We do not perceive that the statement in relation tc the sale of the estate by the testator becomes material in the decision of this cause. Both parties have treated the sale as valid. Both claim that the proceeds of the sale shall be regarded as personal assets. The plaintiff claims them as part of the personal estate bequeathed to her absolutely; the administrator de bonis non with the will annexed has sued for and recovered them as part of the personal assets to be by him administered.
The question therefore merely is, what disposition is to be made of these proceeds now in the hands of the administrator? Shall they go to the plaintiff, under the provision of the will by which the testator gives to her all his personal estate after the payment of his debts; or shall they be used for the payment of the note and mortgage given by the testator ? We are of opinion that the money is to be applied to the payment of the debts of the deceased, this mortgage included.
The will, as its first provision, after the appointment of an executor, directs the payment of the testator’s just debts and funeral charges out of his estate. And after the payment of his debts and funeral charges, the testator bequeaths the rest and residue of his personal estate, of whatever name and description, to the plaintiff, for her sole use and enjoyment forever, that is to say, after the debts shall have been paid.
It is quite familiar law, that the personal property constitutes . the primary fund out of which the debts of an estate, testate or intestate, are to be paid. The real estate is be resorted to for that purpose, only where the personal estate is insufficient, or where specific personal property is given by way of legacy, or is expressly or by clear implication exempted from such payment, or where the real estate is in terms charged with the payment of debts, or the intent so to charge it is to be clearly inferred from the will. In intestate estates, or testate, where the real estate is not so charged, the only funds coming into the hands of the administrator or executor for the payment of debts are *207moneys or the proceeds of the sales of personal property. The authority to use the real estate for that purpose is derived solely from license of court, upon petition and proof that the personal estate is inadequate.
There is nothing, in the will of Mr. Hewes, indicating an intention tc charge his real estate with the payment of his debts. On the other hand, it is clear that the testator intended that the debts should be paid from his personal estate. He simply directs the payment of his debts out of his estate, which, in the absence of other provision, must mean the personal estate, the fund primarily liable. And as if to relieve the matter from all doubt, he gives to his wife the rest and residue of the personal property after his debts shall have been paid.
The only question remaining is, whether the note given by the testator, and secured by mortgage of the testator’s real estate, is one of the debts to be paid from the personal property. To this the answer is obvious. The note is the proper debt of the testator; the mortgage is collateral. The mortgagee may resort to the mortgaged estate for the payment of his debt, but he is not bound so to do. The testator was personally liable for the debt, while living, and his estate is liable after his death. The creditor elects in the present case, as he well may, to enforce his claim against the personal estate of the deceased in the hands of the defendant.
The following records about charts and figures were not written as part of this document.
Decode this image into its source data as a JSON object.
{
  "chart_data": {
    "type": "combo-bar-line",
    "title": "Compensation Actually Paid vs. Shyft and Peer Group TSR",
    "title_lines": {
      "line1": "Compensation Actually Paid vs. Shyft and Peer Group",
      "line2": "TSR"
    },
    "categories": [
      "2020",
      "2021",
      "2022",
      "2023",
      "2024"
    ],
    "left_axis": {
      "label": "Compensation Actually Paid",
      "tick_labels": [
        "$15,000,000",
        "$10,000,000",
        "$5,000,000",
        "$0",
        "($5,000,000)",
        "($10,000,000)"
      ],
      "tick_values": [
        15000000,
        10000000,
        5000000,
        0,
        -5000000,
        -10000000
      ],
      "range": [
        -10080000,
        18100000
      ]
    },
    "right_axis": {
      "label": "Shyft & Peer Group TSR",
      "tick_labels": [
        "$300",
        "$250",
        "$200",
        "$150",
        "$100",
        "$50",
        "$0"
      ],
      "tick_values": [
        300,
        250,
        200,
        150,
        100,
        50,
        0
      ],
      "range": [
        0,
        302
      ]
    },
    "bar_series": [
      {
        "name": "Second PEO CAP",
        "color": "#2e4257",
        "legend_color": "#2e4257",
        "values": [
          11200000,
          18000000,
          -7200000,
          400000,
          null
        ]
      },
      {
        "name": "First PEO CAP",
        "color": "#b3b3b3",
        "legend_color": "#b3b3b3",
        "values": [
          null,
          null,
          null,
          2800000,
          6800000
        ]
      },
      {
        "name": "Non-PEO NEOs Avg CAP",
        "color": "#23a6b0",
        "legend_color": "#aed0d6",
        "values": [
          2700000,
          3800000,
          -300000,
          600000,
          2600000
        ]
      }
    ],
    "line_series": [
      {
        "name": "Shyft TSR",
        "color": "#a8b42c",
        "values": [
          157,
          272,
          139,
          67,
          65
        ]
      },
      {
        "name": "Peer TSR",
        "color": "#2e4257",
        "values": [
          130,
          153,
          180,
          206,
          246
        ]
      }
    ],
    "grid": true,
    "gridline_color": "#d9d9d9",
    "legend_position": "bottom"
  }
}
The suggestion is made by the counsel for the plaintiff that the real estate is devised to the children cum onere, and that they must take therefore subject to the mortgage. There is no specific devise of this particular estate. The entire real estate is given to the widow during her life or widowhood, the remainder to the children in equal shares. It is difficult to see therefore how the question of devise cmn onere can be raised. Even where there is a specific de-vise, there must be a clear expression of the intent of the testator to fasten an incumbrance on the land devised. Duke of Ancaster v. Mayor, 1 Bro. C. C. 454. 2 Jarman on Wills, 533. Unless there is a clear expression, in the will, to the contrary, the incumbrance is to be discharged primarily out of the personal estate. Phillips v. Phillips, 2 Bro. C. C. (Amer. ed.) *208273, and cases cited In the will of Mr. Hewes there is not only no expression to the contrary, but a clear declaration of his purpose to have the debts paid from the personal property.
The rule, however, we may remark by way of caution, requiring incumbrances upon the real estate to be paid from the personal property, where no other intent is expressed in the will, is to be confined to incumbrances created by. the testator or his ancestor, and is not to be extended to cases where the testator or ancestor purchased the estate subject to the incumbrance, unless the testator or his ancestor had rendered himself personally liable therefor. Judgment for the defendant.